The paintings could also embody the artist's vision of the spiritual human being triumphing over the ordeal of breast cancer. Lee Fleming cites To Kiss the Spirits: Now this is What it is Really Like, as an example of a painting that "sums up Sigler's struggle in a glorious apotheosis... ."

The lower part of the composition shows a night time village of small houses with glowing windows. A description from the National Museum of Women in the Arts notes that:

the upper two thirds of the canvas pay homage to Vincent Van Gogh's Starry Night. At the center of the picture, bathed in celestial light the silhouetted "Lady" rises effortlessly along a fluted staircase, changing color from purple through rose to white as her arms slowly lift upward to become an angel's wings.
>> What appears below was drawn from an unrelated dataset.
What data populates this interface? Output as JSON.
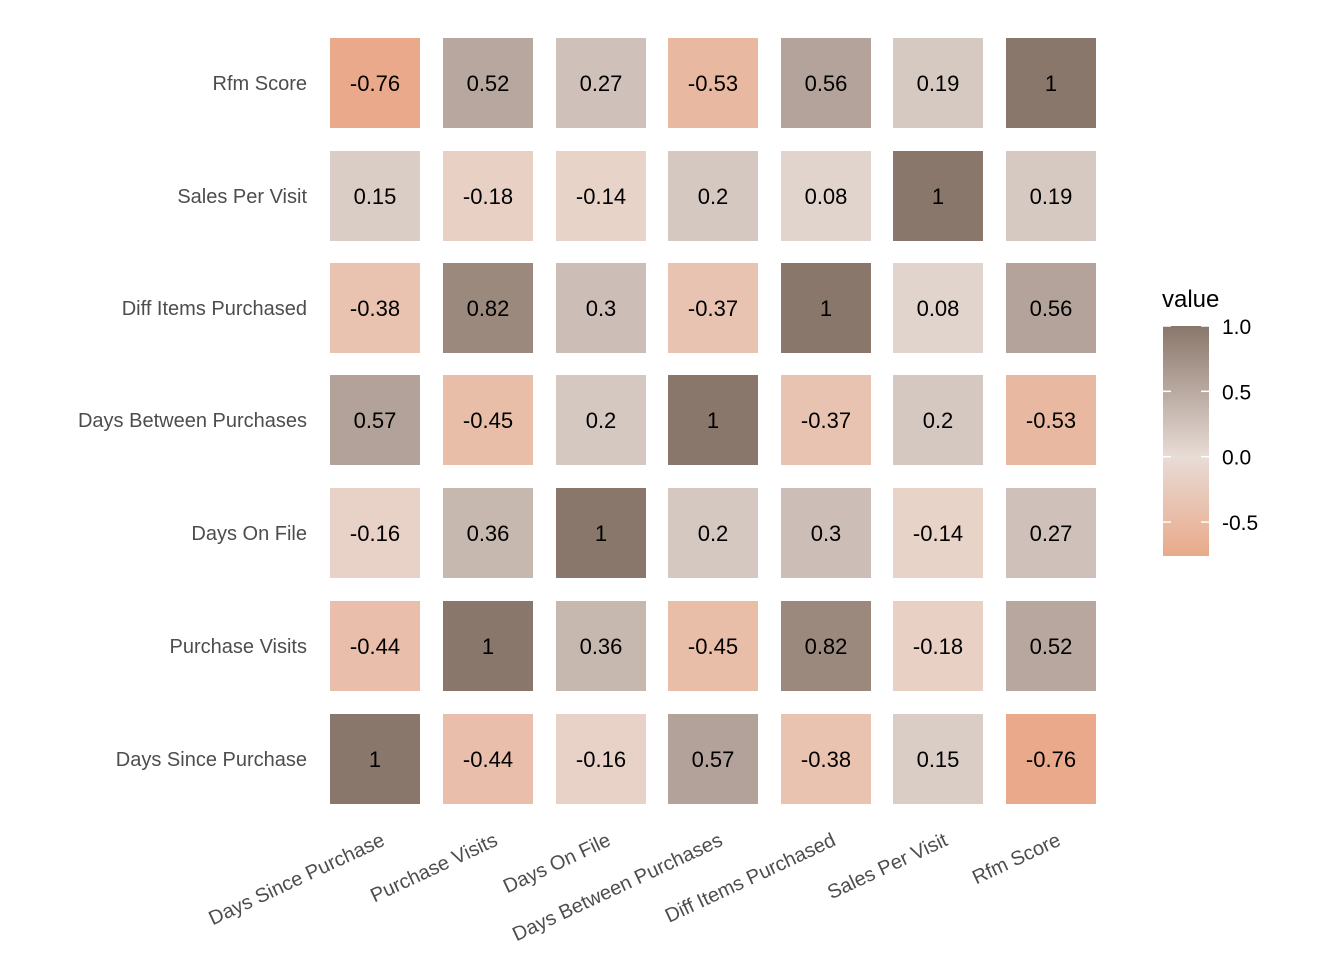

Sigler's companion of 21 years was the jewelry designer Patricia Locke.

==Teaching career==

You Can't Always Get What You Want by Hollis Sigler, Honolulu Museum of Art

In 1978, Sigler became a member of the Columbia College Chicago faculty in the department of Art and Design. As a teacher, she was up to date on issues in contemporary art and had a talent for communicating this knowledge to her students. She was also fond of taking her students on field trips to learn first hand about influences in art from the European-based collections at the Art Institute of Chicago to the anthropologically-based exhibits at the Field Museum.
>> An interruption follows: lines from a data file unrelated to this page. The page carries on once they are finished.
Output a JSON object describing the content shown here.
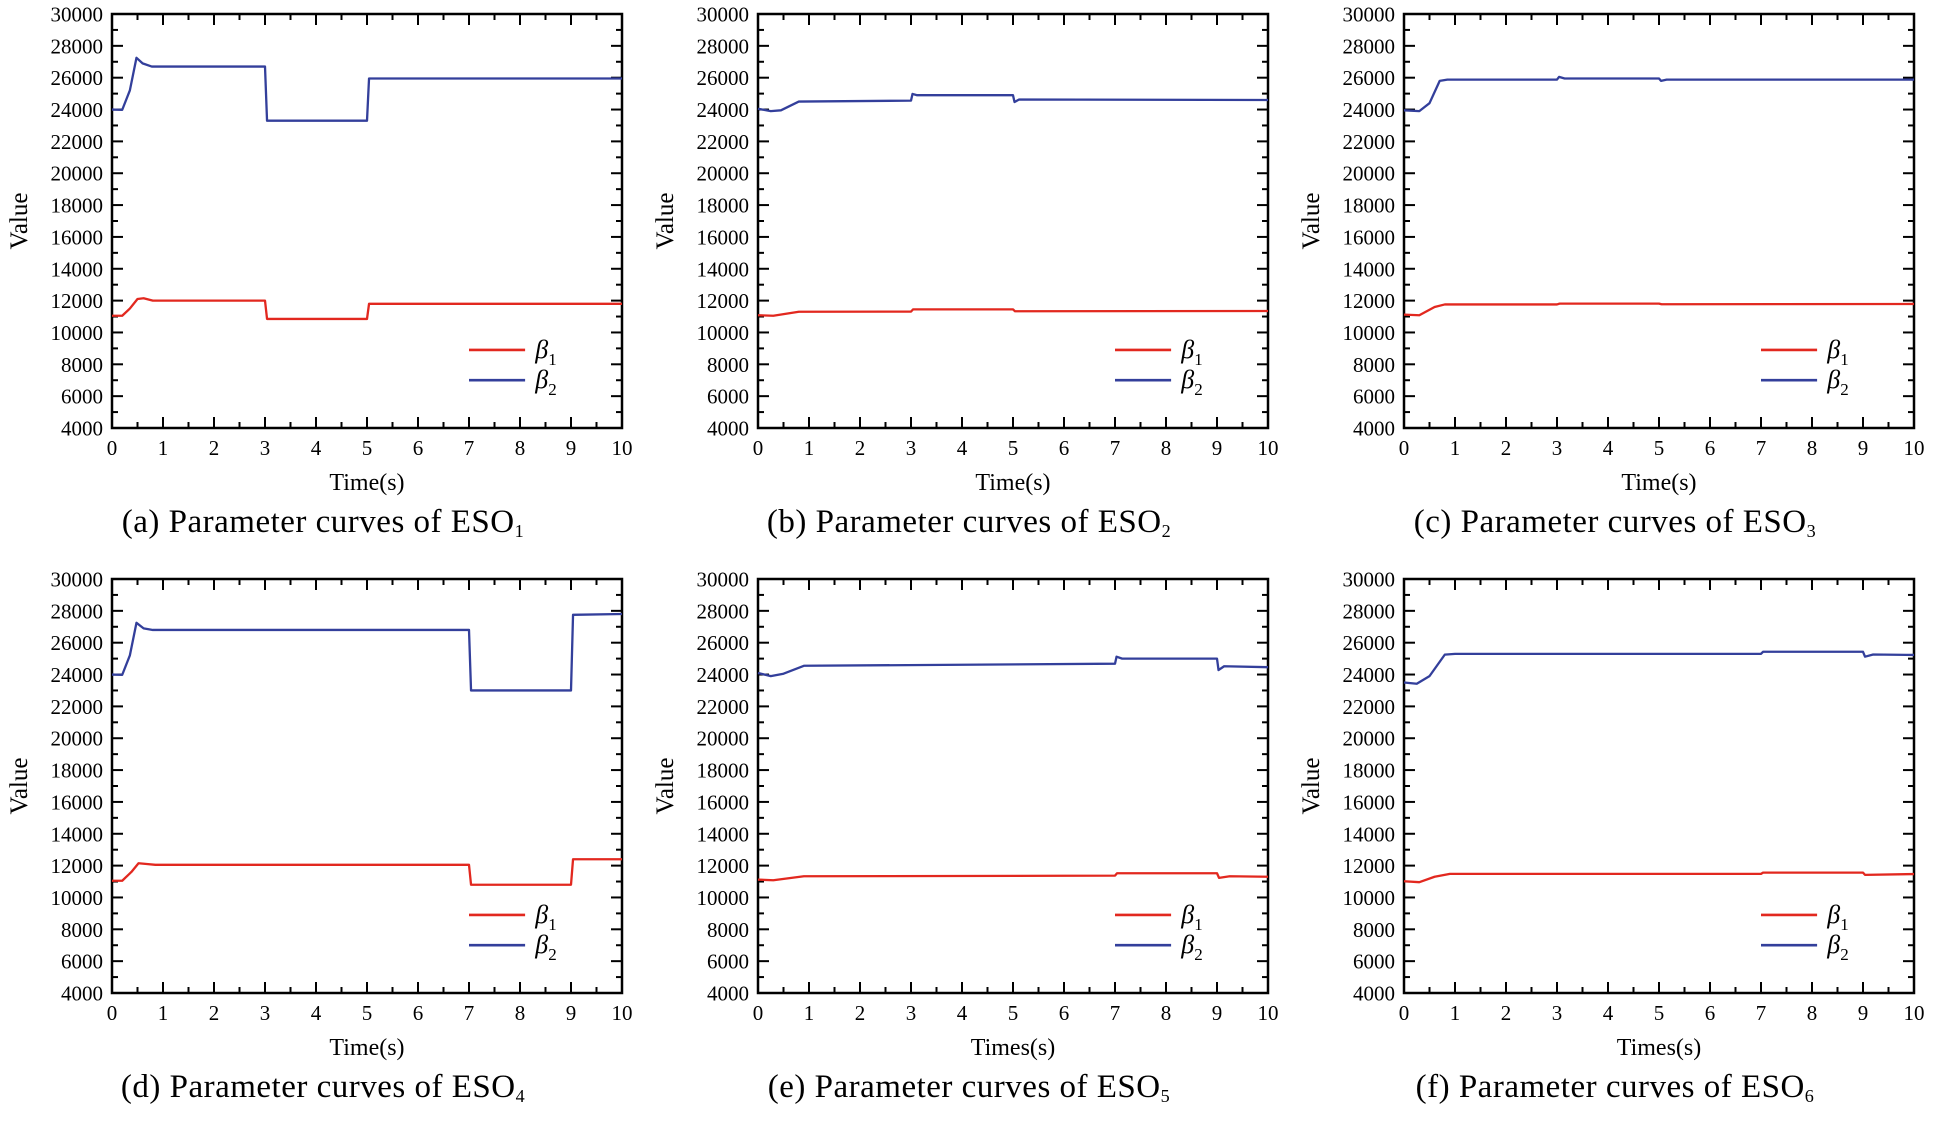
{
  "style": {
    "red": "#e2281f",
    "blue": "#333f9b",
    "axis_color": "#000000",
    "text_color": "#000000",
    "background": "#ffffff"
  },
  "chart_data": [
    {
      "id": "a",
      "type": "line",
      "caption_prefix": "(a) Parameter curves of ESO",
      "caption_sub": "1",
      "xlabel": "Time(s)",
      "ylabel": "Value",
      "xlim": [
        0,
        10
      ],
      "ylim": [
        4000,
        30000
      ],
      "x_tick_labels": [
        "0",
        "1",
        "2",
        "3",
        "4",
        "5",
        "6",
        "7",
        "8",
        "9",
        "10"
      ],
      "y_tick_labels": [
        "4000",
        "6000",
        "8000",
        "10000",
        "12000",
        "14000",
        "16000",
        "18000",
        "20000",
        "22000",
        "24000",
        "26000",
        "28000",
        "30000"
      ],
      "x_major_step": 1,
      "x_minor_step": 0.5,
      "y_major_step": 2000,
      "y_minor_step": 1000,
      "legend": [
        {
          "base": "β",
          "sub": "1",
          "color_key": "red"
        },
        {
          "base": "β",
          "sub": "2",
          "color_key": "blue"
        }
      ],
      "series": [
        {
          "name": "beta1",
          "color_key": "red",
          "points": [
            [
              0,
              11050
            ],
            [
              0.2,
              11050
            ],
            [
              0.35,
              11500
            ],
            [
              0.5,
              12100
            ],
            [
              0.62,
              12150
            ],
            [
              0.8,
              12000
            ],
            [
              3,
              12000
            ],
            [
              3.04,
              10850
            ],
            [
              5,
              10850
            ],
            [
              5.04,
              11800
            ],
            [
              10,
              11800
            ]
          ]
        },
        {
          "name": "beta2",
          "color_key": "blue",
          "points": [
            [
              0,
              24000
            ],
            [
              0.2,
              23980
            ],
            [
              0.35,
              25200
            ],
            [
              0.48,
              27250
            ],
            [
              0.6,
              26900
            ],
            [
              0.78,
              26700
            ],
            [
              3,
              26700
            ],
            [
              3.04,
              23300
            ],
            [
              5,
              23300
            ],
            [
              5.04,
              25950
            ],
            [
              10,
              25950
            ]
          ]
        }
      ]
    },
    {
      "id": "b",
      "type": "line",
      "caption_prefix": "(b) Parameter curves of ESO",
      "caption_sub": "2",
      "xlabel": "Time(s)",
      "ylabel": "Value",
      "xlim": [
        0,
        10
      ],
      "ylim": [
        4000,
        30000
      ],
      "x_tick_labels": [
        "0",
        "1",
        "2",
        "3",
        "4",
        "5",
        "6",
        "7",
        "8",
        "9",
        "10"
      ],
      "y_tick_labels": [
        "4000",
        "6000",
        "8000",
        "10000",
        "12000",
        "14000",
        "16000",
        "18000",
        "20000",
        "22000",
        "24000",
        "26000",
        "28000",
        "30000"
      ],
      "x_major_step": 1,
      "x_minor_step": 0.5,
      "y_major_step": 2000,
      "y_minor_step": 1000,
      "legend": [
        {
          "base": "β",
          "sub": "1",
          "color_key": "red"
        },
        {
          "base": "β",
          "sub": "2",
          "color_key": "blue"
        }
      ],
      "series": [
        {
          "name": "beta1",
          "color_key": "red",
          "points": [
            [
              0,
              11080
            ],
            [
              0.3,
              11050
            ],
            [
              0.8,
              11300
            ],
            [
              3,
              11310
            ],
            [
              3.04,
              11450
            ],
            [
              5,
              11450
            ],
            [
              5.04,
              11330
            ],
            [
              10,
              11350
            ]
          ]
        },
        {
          "name": "beta2",
          "color_key": "blue",
          "points": [
            [
              0,
              24050
            ],
            [
              0.25,
              23900
            ],
            [
              0.45,
              23950
            ],
            [
              0.8,
              24500
            ],
            [
              3,
              24560
            ],
            [
              3.03,
              24980
            ],
            [
              3.12,
              24900
            ],
            [
              5,
              24900
            ],
            [
              5.03,
              24470
            ],
            [
              5.12,
              24630
            ],
            [
              10,
              24600
            ]
          ]
        }
      ]
    },
    {
      "id": "c",
      "type": "line",
      "caption_prefix": "(c) Parameter curves of ESO",
      "caption_sub": "3",
      "xlabel": "Time(s)",
      "ylabel": "Value",
      "xlim": [
        0,
        10
      ],
      "ylim": [
        4000,
        30000
      ],
      "x_tick_labels": [
        "0",
        "1",
        "2",
        "3",
        "4",
        "5",
        "6",
        "7",
        "8",
        "9",
        "10"
      ],
      "y_tick_labels": [
        "4000",
        "6000",
        "8000",
        "10000",
        "12000",
        "14000",
        "16000",
        "18000",
        "20000",
        "22000",
        "24000",
        "26000",
        "28000",
        "30000"
      ],
      "x_major_step": 1,
      "x_minor_step": 0.5,
      "y_major_step": 2000,
      "y_minor_step": 1000,
      "legend": [
        {
          "base": "β",
          "sub": "1",
          "color_key": "red"
        },
        {
          "base": "β",
          "sub": "2",
          "color_key": "blue"
        }
      ],
      "series": [
        {
          "name": "beta1",
          "color_key": "red",
          "points": [
            [
              0,
              11120
            ],
            [
              0.3,
              11080
            ],
            [
              0.6,
              11600
            ],
            [
              0.8,
              11760
            ],
            [
              3,
              11760
            ],
            [
              3.05,
              11810
            ],
            [
              5,
              11810
            ],
            [
              5.05,
              11770
            ],
            [
              10,
              11790
            ]
          ]
        },
        {
          "name": "beta2",
          "color_key": "blue",
          "points": [
            [
              0,
              23950
            ],
            [
              0.3,
              23900
            ],
            [
              0.5,
              24400
            ],
            [
              0.7,
              25800
            ],
            [
              0.85,
              25880
            ],
            [
              3,
              25880
            ],
            [
              3.04,
              26050
            ],
            [
              3.15,
              25950
            ],
            [
              5,
              25950
            ],
            [
              5.04,
              25800
            ],
            [
              5.15,
              25880
            ],
            [
              10,
              25880
            ]
          ]
        }
      ]
    },
    {
      "id": "d",
      "type": "line",
      "caption_prefix": "(d) Parameter curves of ESO",
      "caption_sub": "4",
      "xlabel": "Time(s)",
      "ylabel": "Value",
      "xlim": [
        0,
        10
      ],
      "ylim": [
        4000,
        30000
      ],
      "x_tick_labels": [
        "0",
        "1",
        "2",
        "3",
        "4",
        "5",
        "6",
        "7",
        "8",
        "9",
        "10"
      ],
      "y_tick_labels": [
        "4000",
        "6000",
        "8000",
        "10000",
        "12000",
        "14000",
        "16000",
        "18000",
        "20000",
        "22000",
        "24000",
        "26000",
        "28000",
        "30000"
      ],
      "x_major_step": 1,
      "x_minor_step": 0.5,
      "y_major_step": 2000,
      "y_minor_step": 1000,
      "legend": [
        {
          "base": "β",
          "sub": "1",
          "color_key": "red"
        },
        {
          "base": "β",
          "sub": "2",
          "color_key": "blue"
        }
      ],
      "series": [
        {
          "name": "beta1",
          "color_key": "red",
          "points": [
            [
              0,
              11050
            ],
            [
              0.2,
              11050
            ],
            [
              0.38,
              11600
            ],
            [
              0.52,
              12150
            ],
            [
              0.68,
              12100
            ],
            [
              0.85,
              12050
            ],
            [
              7,
              12050
            ],
            [
              7.04,
              10800
            ],
            [
              9,
              10800
            ],
            [
              9.04,
              12400
            ],
            [
              10,
              12400
            ]
          ]
        },
        {
          "name": "beta2",
          "color_key": "blue",
          "points": [
            [
              0,
              24000
            ],
            [
              0.2,
              23980
            ],
            [
              0.35,
              25200
            ],
            [
              0.48,
              27250
            ],
            [
              0.62,
              26900
            ],
            [
              0.8,
              26800
            ],
            [
              7,
              26800
            ],
            [
              7.04,
              23000
            ],
            [
              9,
              23000
            ],
            [
              9.04,
              27750
            ],
            [
              10,
              27800
            ]
          ]
        }
      ]
    },
    {
      "id": "e",
      "type": "line",
      "caption_prefix": "(e) Parameter curves of ESO",
      "caption_sub": "5",
      "xlabel": "Times(s)",
      "ylabel": "Value",
      "xlim": [
        0,
        10
      ],
      "ylim": [
        4000,
        30000
      ],
      "x_tick_labels": [
        "0",
        "1",
        "2",
        "3",
        "4",
        "5",
        "6",
        "7",
        "8",
        "9",
        "10"
      ],
      "y_tick_labels": [
        "4000",
        "6000",
        "8000",
        "10000",
        "12000",
        "14000",
        "16000",
        "18000",
        "20000",
        "22000",
        "24000",
        "26000",
        "28000",
        "30000"
      ],
      "x_major_step": 1,
      "x_minor_step": 0.5,
      "y_major_step": 2000,
      "y_minor_step": 1000,
      "legend": [
        {
          "base": "β",
          "sub": "1",
          "color_key": "red"
        },
        {
          "base": "β",
          "sub": "2",
          "color_key": "blue"
        }
      ],
      "series": [
        {
          "name": "beta1",
          "color_key": "red",
          "points": [
            [
              0,
              11120
            ],
            [
              0.3,
              11080
            ],
            [
              0.9,
              11330
            ],
            [
              7,
              11370
            ],
            [
              7.04,
              11520
            ],
            [
              9,
              11520
            ],
            [
              9.04,
              11230
            ],
            [
              9.25,
              11330
            ],
            [
              10,
              11300
            ]
          ]
        },
        {
          "name": "beta2",
          "color_key": "blue",
          "points": [
            [
              0,
              24100
            ],
            [
              0.25,
              23900
            ],
            [
              0.5,
              24050
            ],
            [
              0.9,
              24550
            ],
            [
              7,
              24680
            ],
            [
              7.03,
              25120
            ],
            [
              7.14,
              25000
            ],
            [
              9,
              25000
            ],
            [
              9.03,
              24280
            ],
            [
              9.14,
              24520
            ],
            [
              10,
              24460
            ]
          ]
        }
      ]
    },
    {
      "id": "f",
      "type": "line",
      "caption_prefix": "(f) Parameter curves of ESO",
      "caption_sub": "6",
      "xlabel": "Times(s)",
      "ylabel": "Value",
      "xlim": [
        0,
        10
      ],
      "ylim": [
        4000,
        30000
      ],
      "x_tick_labels": [
        "0",
        "1",
        "2",
        "3",
        "4",
        "5",
        "6",
        "7",
        "8",
        "9",
        "10"
      ],
      "y_tick_labels": [
        "4000",
        "6000",
        "8000",
        "10000",
        "12000",
        "14000",
        "16000",
        "18000",
        "20000",
        "22000",
        "24000",
        "26000",
        "28000",
        "30000"
      ],
      "x_major_step": 1,
      "x_minor_step": 0.5,
      "y_major_step": 2000,
      "y_minor_step": 1000,
      "legend": [
        {
          "base": "β",
          "sub": "1",
          "color_key": "red"
        },
        {
          "base": "β",
          "sub": "2",
          "color_key": "blue"
        }
      ],
      "series": [
        {
          "name": "beta1",
          "color_key": "red",
          "points": [
            [
              0,
              11020
            ],
            [
              0.3,
              10960
            ],
            [
              0.6,
              11300
            ],
            [
              0.9,
              11480
            ],
            [
              7,
              11480
            ],
            [
              7.04,
              11560
            ],
            [
              9,
              11560
            ],
            [
              9.04,
              11420
            ],
            [
              10,
              11470
            ]
          ]
        },
        {
          "name": "beta2",
          "color_key": "blue",
          "points": [
            [
              0,
              23500
            ],
            [
              0.25,
              23420
            ],
            [
              0.5,
              23900
            ],
            [
              0.8,
              25250
            ],
            [
              1,
              25300
            ],
            [
              7,
              25300
            ],
            [
              7.04,
              25430
            ],
            [
              9,
              25430
            ],
            [
              9.04,
              25120
            ],
            [
              9.2,
              25260
            ],
            [
              10,
              25230
            ]
          ]
        }
      ]
    }
  ]
}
Sigler's teaching awards included the College Art Association's Artist Award for Lifetime Achievement in early 2001.

Among the public collections holding work by Hollis Sigler are the American Academy of Arts and Letters (New York), the Art Institute of Chicago, the Baltimore Museum of Art, the Contemporary Arts Center (Cincinnati, Ohio), the High Museum of Art (Atlanta, Georgia), the Honolulu Museum of Art, the Indianapolis Museum of Art, the National Gallery of Art (Washington, DC); the National Museum of Women in the Arts (Washington, DC), the Madison Museum of Contemporary Art, the Museum of Contemporary Art, Chicago, the Seattle Art Museum and the Spencer Museum of Art (University of Kansas).

== Exhibitions ==
- Seattle Art Museum, Washington
- Whitney Museum of American Art, New York
- National Museum of Women in the Arts, Washington, DC
- Museum of Contemporary Art, Chicago, Illinois
- Steven Scott Gallery, Baltimore, Marylabd
- Barbara Gladstone Gallery, New York
- Andrew Kreps Gallery, New York
- Carl Hammer Gallery, Chicago, Illinois
- David Barnett Gallery, Milwaukee, Wisconsin
- Madison Museum of Contemporary Art, Madison, Wisconsin
- American Academy of Arts and Letters, New York
- Art Institute of Chicago, Chicago, Illinois
- Bates College, Lewiston, Maine
- Pennsylvania Academy of the Fine Arts, Philadelphia, Pennsylvania
- Goshen College, Goshen, Indiana
- Smithsonian American Art, Washington, DC
- Maurine Littleton Gallery, Washington, DC
- Spraightwood Galleries, Upton, Maine
- University of Wisconsin, Madison, Wisconsin
- Stair Galleries, Hudson, New York
- Minneapolis Institute of Art Collection, Minneapolis, Minnesota
- Indiana University, Bloomington, Indiana
- University of Saint James, Anguilla and St. Vincent
- Whitney Museum of American Art, New York

==Personal life and death==
Sigler was openly lesbian.

She died of breast cancer on March 29, 2001, at the age of 53, at her home in Prairie View, Illinois.